I created a series of scatter plots based on my mapping to compare the average difference in forecasted and actual temperatures, this time by city rather than state, to four different variables: elevation, distance_to_coast, elevation_change_four, and elevation_change_eight. I also added a trendline to show the impact of each variable on each city’s average difference. These plots indicate that each of these variables could have some kind of association with the accuracy of forecasts. Cities with higher elevation change around them tend to have less accurate forecasts, but all of the elevation-related variables have higher confidence intervals, represented by the shaded areas on the graphs.

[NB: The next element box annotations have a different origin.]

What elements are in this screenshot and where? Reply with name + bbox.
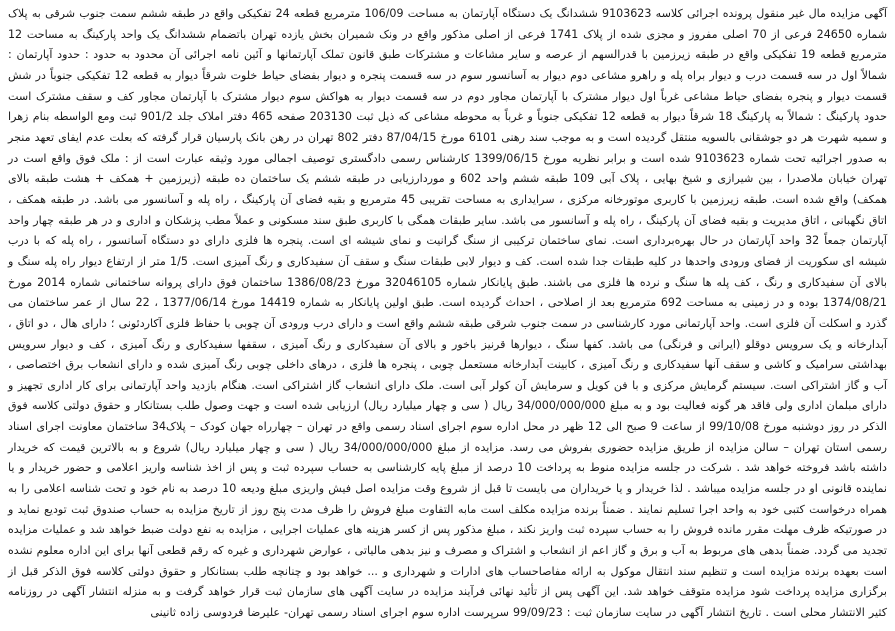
auction-notice-text: آگهی مزایده مال غیر منقول پرونده اجرائی کلاسه 9103623 ششدانگ یک دستگاه آپارتمان به مساحت 106/09 مترمربع قطعه 24 تفکیکی واقع در طبقه ششم سمت جنوب شرقی به پلاک شماره 24650 فرعی از 70 اصلی مفروز و مجزی شده از پلاک 1741 فرعی از اصلی مذکور واقع در ونک شمیران بخش یازده تهران باتضمام ششدانگ یک واحد پارکینگ به مساحت 12 مترمربع قطعه 19 تفکیکی واقع در طبقه زیرزمین با قدرالسهم از عرصه و سایر مشاعات و مشترکات طبق قانون تملک آپارتمانها و آئین نامه اجرائی آن محدود به حدود : حدود آپارتمان : شمالاً اول در سه قسمت درب و دیوار براه پله و راهرو مشاعی دوم دیوار به آسانسور سوم در سه قسمت پنجره و دیوار بفضای حیاط خلوت شرقاً دیوار به قطعه 12 تفکیکی جنوباً در شش قسمت دیوار و پنجره بفضای حیاط مشاعی غرباً اول دیوار مشترک با آپارتمان مجاور دوم در سه قسمت دیوار به هواکش سوم دیوار مشترک با آپارتمان مجاور کف و سقف مشترک است حدود پارکینگ : شمالاً به پارکینگ 18 شرقاً دیوار به قطعه 12 تفکیکی جنوباً و غرباً به محوطه مشاعی که ذیل ثبت 203130 صفحه 465 دفتر املاک جلد 901/2 ثبت ومع الواسطه بنام زهرا و سمیه شهرت هر دو جوشقانی بالسویه منتقل گردیده است و به موجب سند رهنی 6101 مورخ 87/04/15 دفتر 802 تهران در رهن بانک پارسیان قرار گرفته که بعلت عدم ایفای تعهد منجر به صدور اجرائیه تحت شماره 9103623 شده است و برابر نظریه مورخ 1399/06/15 کارشناس رسمی دادگستری توصیف اجمالی مورد وثیقه عبارت است از : ملک فوق واقع است در تهران خیابان ملاصدرا ، بین شیرازی و شیخ بهایی ، پلاک آبی 109 طبقه ششم واحد 602 و موردارزیابی در طبقه ششم یک ساختمان ده طبقه (زیرزمین + همکف + هشت طبقه بالای همکف) واقع شده است. طبقه زیرزمین با کاربری موتورخانه مرکزی ، سرایداری به مساحت تقریبی 45 مترمربع و بقیه فضای آن پارکینگ ، راه پله و آسانسور می باشد. در طبقه همکف ، اتاق نگهبانی ، اتاق مدیریت و بقیه فضای آن پارکینگ ، راه پله و آسانسور می باشد. سایر طبقات همگی با کاربری طبق سند مسکونی و عملاً مطب پزشکان و اداری و در هر طبقه چهار واحد آپارتمان جمعاً 32 واحد آپارتمان در حال بهره‌برداری است. نمای ساختمان ترکیبی از سنگ گرانیت و نمای شیشه ای است. پنجره ها فلزی دارای دو دستگاه آسانسور ، راه پله که با درب شیشه ای سکوریت از فضای ورودی واحدها در کلیه طبقات جدا شده است. کف و دیوار لابی طبقات سنگ و سقف آن سفیدکاری و رنگ آمیزی است. 1/5 متر از ارتفاع دیوار راه پله سنگ و بالای آن سفیدکاری و رنگ ، کف پله ها سنگ و نرده ها فلزی می باشند. طبق پایانکار شماره 32046105 مورخ 1386/08/23 ساختمان فوق دارای پروانه ساختمانی شماره 2014 مورخ 1374/08/21 بوده و در زمینی به مساحت 692 مترمربع بعد از اصلاحی ، احداث گردیده است. طبق اولین پایانکار به شماره 14419 مورخ 1377/06/14 ، 22 سال از عمر ساختمان می گذرد و اسکلت آن فلزی است. واحد آپارتمانی مورد کارشناسی در سمت جنوب شرقی طبقه ششم واقع است و دارای درب ورودی آن چوبی با حفاظ فلزی آکاردئونی ؛ دارای هال ، دو اتاق ، آبدارخانه و یک سرویس دوقلو (ایرانی و فرنگی) می باشد. کفها سنگ ، دیوارها قرنیز باخور و بالای آن سفیدکاری و رنگ آمیزی ، سقفها سفیدکاری و رنگ آمیزی ، کف و دیوار سرویس بهداشتی سرامیک و کاشی و سقف آنها سفیدکاری و رنگ آمیزی ، کابینت آبدارخانه مستعمل چوبی ، پنجره ها فلزی ، درهای داخلی چوبی رنگ آمیزی شده و دارای انشعاب برق اختصاصی ، آب و گاز اشتراکی است. سیستم گرمایش مرکزی و با فن کویل و سرمایش آن کولر آبی است. ملک دارای انشعاب گاز اشتراکی است. هنگام بازدید واحد آپارتمانی برای کار اداری تجهیز و دارای مبلمان اداری ولی فاقد هر گونه فعالیت بود و به مبلغ 34/000/000/000 ریال ( سی و چهار میلیارد ریال) ارزیابی شده است و جهت وصول طلب بستانکار و حقوق دولتی کلاسه فوق الذکر در روز دوشنبه مورخ 99/10/08 از ساعت 9 صبح الی 12 ظهر در محل اداره سوم اجرای اسناد رسمی واقع در تهران – چهارراه جهان کودک – پلاک34 ساختمان معاونت اجرای اسناد رسمی استان تهران – سالن مزایده از طریق مزایده حضوری بفروش می رسد. مزایده از مبلغ 34/000/000/000 ریال ( سی و چهار میلیارد ریال) شروع و به بالاترین قیمت که خریدار داشته باشد فروخته خواهد شد . شرکت در جلسه مزایده منوط به پرداخت 10 درصد از مبلغ پایه کارشناسی به حساب سپرده ثبت و پس از اخذ شناسه واریز اعلامی و حضور خریدار و یا نماینده قانونی او در جلسه مزایده میباشد . لذا خریدار و یا خریداران می بایست تا قبل از شروع وقت مزایده اصل فیش واریزی مبلغ ودیعه 10 درصد به نام خود و تحت شناسه اعلامی را به همراه درخواست کتبی خود به واحد اجرا تسلیم نمایند . ضمناً برنده مزایده مکلف است مابه التفاوت مبلغ فروش را ظرف مدت پنج روز از تاریخ مزایده به حساب صندوق ثبت تودیع نماید و در صورتیکه ظرف مهلت مقرر مانده فروش را به حساب سپرده ثبت واریز نکند ، مبلغ مذکور پس از کسر هزینه های عملیات اجرایی ، مزایده به نفع دولت ضبط خواهد شد و عملیات مزایده تجدید می گردد. ضمناً بدهی های مربوط به آب و برق و گاز اعم از انشعاب و اشتراک و مصرف و نیز بدهی مالیاتی ، عوارض شهرداری و غیره که رقم قطعی آنها برای این اداره معلوم نشده است بعهده برنده مزایده است و تنظیم سند انتقال موکول به ارائه مفاصاحساب های ادارات و شهرداری و ... خواهد بود و چنانچه طلب بستانکار و حقوق دولتی کلاسه فوق الذکر قبل از برگزاری مزایده پرداخت شود مزایده متوقف خواهد شد. این آگهی پس از تأئید نهائی فرآیند مزایده در سایت آگهی های سازمان ثبت قرار خواهد گرفت و به منزله انتشار آگهی در روزنامه کثیر الانتشار محلی است . تاریخ انتشار آگهی در سایت سازمان ثبت : 99/09/23 سرپرست اداره سوم اجرای اسناد رسمی تهران- علیرضا فردوسی زاده ثانینی [8, 7, 888, 620]
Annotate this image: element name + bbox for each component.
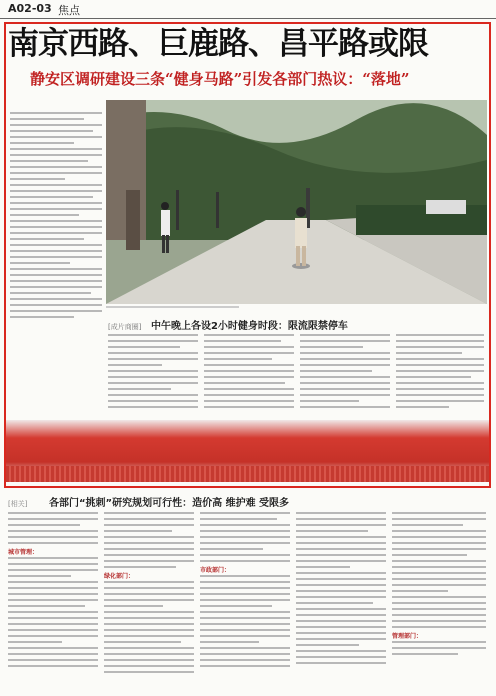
lower-tag: [相关]	[8, 500, 28, 508]
page-number: A02-03	[8, 2, 52, 15]
mini-head-3: 市政部门：	[200, 567, 231, 574]
subheadline: 静安区调研建设三条“健身马路”引发各部门热议：“落地”	[30, 70, 410, 88]
section-tag: [成片商圈]	[108, 323, 142, 331]
red-band-strip	[6, 466, 489, 482]
body-column-4	[396, 334, 484, 414]
mini-head-4: 管理部门：	[392, 633, 423, 640]
mini-head-2: 绿化部门：	[104, 573, 135, 580]
body-column-2	[204, 334, 294, 414]
lower-column-3	[200, 512, 290, 690]
lower-headline	[8, 494, 488, 509]
lower-column-5	[392, 512, 486, 690]
lower-column-2	[104, 512, 194, 690]
section-name: 焦点	[58, 4, 80, 17]
body-column-1	[108, 334, 198, 414]
lower-column-4	[296, 512, 386, 690]
lower-column-1	[8, 512, 98, 690]
page-header	[0, 0, 496, 19]
photo-caption	[106, 306, 487, 312]
lower-headline-text: 各部门“挑刺”研究规划可行性：造价高 维护难 受限多	[48, 498, 290, 509]
mini-head-1: 城市管理：	[8, 549, 39, 556]
secondary-headline	[108, 317, 488, 332]
headline: 南京西路、巨鹿路、昌平路或限	[8, 26, 428, 62]
street-photo	[106, 100, 487, 304]
secondary-headline-text: 中午晚上各设2小时健身时段：限流限禁停车	[150, 321, 348, 332]
intro-column	[10, 112, 102, 402]
body-column-3	[300, 334, 390, 414]
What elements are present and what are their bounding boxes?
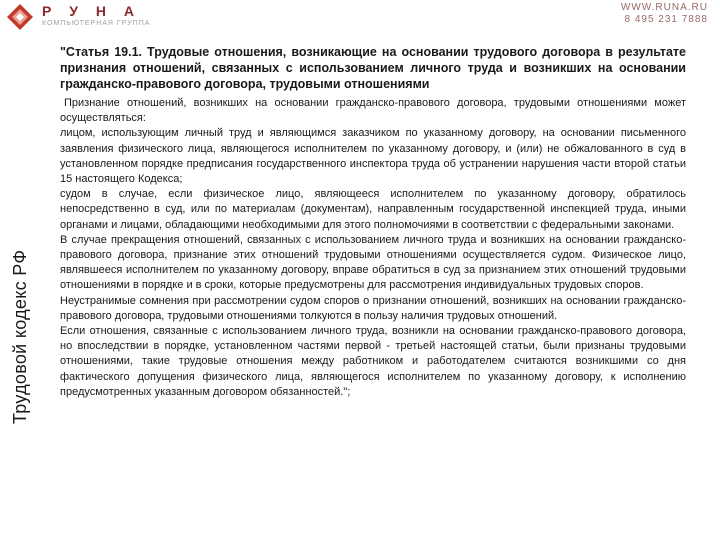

The plot with the distance to the coast shows a similar trend, but with a slightly more accurate trendline.

p1 <- weather_forecasts %>% # distance to coast 
  group_by(city, state) %>% 
  summarize(avg_dif = mean(difference, na.rm = TRUE),
            distance_to_coast = first(distance_to_coast)) %>% 
  ggplot(aes(x = distance_to_coast, y = avg_dif)) +
    geom_point() +
    geom_smooth(method = 'lm') + 
    labs(
      title = "Distance to Coast vs. \n Forecast Accuracy",
      x = "dist. to coast",
      y = "average difference"
    )

p2 <-  weather_forecasts %>% # elevation 
  group_by(city, state) %>% 
  summarize(avg_dif = mean(difference, na.rm = TRUE),
            elevation = first(elevation)) %>% 
  ggplot(aes(x = elevation, y = avg_dif)) +
    geom_point() +
    geom_smooth(method = 'lm') +
    labs(
      title = "Elevation of City vs. \n Forecast Accuracy",
      y = "average difference"
    )

p3 <-  weather_forecasts %>% 
  group_by(city, state) %>% 
  summarize(avg_dif = mean(difference, na.rm = TRUE),
            elevation_change_four = first(elevation_change_four)) %>% 
  ggplot(aes(x = elevation_change_four, y = avg_dif)) +
    geom_point() +
    geom_smooth(method = 'lm') +
    labs(
      title = "Greatest Elevation \n Change w/in  \n Four Closest Points",
      y = "average difference",
      x = "elevation change (four closest)"
    )

p4 <-  weather_forecasts %>% # distance to coast 
  group_by(city, state) %>% 
  summarize(avg_dif = mean(difference, na.rm = TRUE),
            elevation_change_eight = first(elevation_change_eight)) %>% 
  ggplot(aes(x = elevation_change_eight, y = avg_dif)) +
    geom_point() + 
    geom_smooth(method = 'lm') +
    labs(
      title = "Greatest Elevation \n Change \n w/in Eight \n Closest Points",
      y = "average difference",
      x = "elevation change (eight closest)"
    )

p1 + p2

p2 + p3 + p4

This analysis indicates that cities further from the coast with more surrounding elevation change can be associated with less accurate weather forecasts. There is a geographic trend in weather forecast accuracy, which could be tied to any number of these variables.